Weak links undermine credibility and power.  Weak links leak momentum.  Weak links have little passion, and thereby the capability to get things done.

Strong links shows the leader can handle strong people.

But the leader not be “tough” to handle strong people.

The leader just needs to know how to yield when it is time, and when to be firm with solid rationale when that is called for.
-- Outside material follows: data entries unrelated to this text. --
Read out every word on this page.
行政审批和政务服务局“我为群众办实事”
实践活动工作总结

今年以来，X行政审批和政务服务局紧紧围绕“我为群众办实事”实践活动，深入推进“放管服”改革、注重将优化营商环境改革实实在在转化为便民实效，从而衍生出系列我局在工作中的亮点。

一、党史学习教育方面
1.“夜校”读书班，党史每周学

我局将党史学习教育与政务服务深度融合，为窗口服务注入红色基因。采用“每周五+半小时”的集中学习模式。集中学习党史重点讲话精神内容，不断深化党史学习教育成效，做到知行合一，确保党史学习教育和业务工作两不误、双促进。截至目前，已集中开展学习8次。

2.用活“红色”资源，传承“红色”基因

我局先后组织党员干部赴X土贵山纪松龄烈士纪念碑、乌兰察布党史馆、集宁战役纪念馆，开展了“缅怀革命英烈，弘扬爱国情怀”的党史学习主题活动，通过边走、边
10 Signs of Healthy Organizational Culture

1. Decisive leadership, when needed.
2. Sincerely listening and responding (when appropriate) to ideas and suggestions from even the youngest trooper.
3. Training subordinates to assume their leaders’ duties and responsibilities.
4. Mentoring at all levels.
5. Everyone looks to improve everything.
6. Training to push the organization/team to ever higher levels of operational excellence.
7. Fixing problems, not blaming people.
8. Strong egos and turf battles are held in check.
9. Fostering, recognizing, and rewarding teamwork.
10. Healthy competition (or coop-etition, to coin a word)

Motivating People*

From the Keep-it-Simple School, in this case Hertzburg’s Motivator-Hygiene Research:

To be motivated for productive work, people need two things:

  1. Positive conditions that fulfill people’s need to be “the best of themselves.” These can be called MOTIVATORS.
  2. A minimum threshold of factors people feel will support them, or at least not get in their way of being motivated. These can be called HYGIENE FACTORS.

Examples of MOTIVATORS:

  • A challenging job
  • A feeling of Achievement
  • The satisfaction of having Responsibility
  • Growth in their ability, knowledge, and/or career
  • Advancement, or the possibility of advancement
  • Earned recognition or admiration from their boss and others
  • Enjoyment of the work itself
  • Enjoyment of being productive

PROBLEM:  People can be become UN-Motivated!  WHY?

       Lack of opportunity for meaningful achievement
       Elimination of motivators

When people are UN-Motivated…they become DIS-Satisfied.
When people are DIS-Satisfied, what do they focus on?

They focus on things that have nothing to do with productive work (aka, the HYGIENE FACTORS)!

  • Work rules (company policy and administration)
  • Competence of supervision
  • Seniority, Titles & Status
  • Working conditions
  • Job security
  • Wages
  • Fringe benefits
  • Fellow employees
  • Their Commute requirements.

When they are thinking about these things, they are wasting time!

Can you do anything about it?  Yes!

The work environment (set up by management) influences work outcomes:

In an environment of achievement, responsibility, earned recognition, and growth, those focused on the hygiene factors will start to focus on productive work (and the Motivation factors they can get from working).

Feeding Motivation-seekers is easier than turning around those who are already disgruntled.

On Being Organized

Adapting my thinking from something I learned from Steven Covey, the issue is one of “time-focus.”  These focuses are developmental:  you must become skilled at each level before being able to have skill at the next level.

The 1st Focus of Time Management comes from the urgency to simply get things done.  You identify tasks then create “checklists.”

The 2nd Focus of Time Management comes from the urgency to make sure there is time for everything.  You schedule activities in a calendar.

The 3rd Focus of Time Management comes from the urgency to make sure that Important things get done first.  You assign priorities to activities that are consistent with your goals and values.

The 4th Focus of Time Management comes from the urgency to build capacity for the long term.  You work on improving practices and processes to get more done with less effort.

The 5th Focus of Time Management comes from the urgency to develop people so that they can build capacity.  You leverage relationships so that people help you get things done in a win-win manner.

If you find yourself overwhelmed with what lies before you, it is sometimes helpful to drop back a level or two and get a grasp on accomplishing your priorities. However, if you stay back too long, you will reduce the capacity to build more buffer; thus it is essential that you find ways to elevate to the 4th and 5th focus from time to time.  This may require a “retreat” so that you can advance beyond firefighting.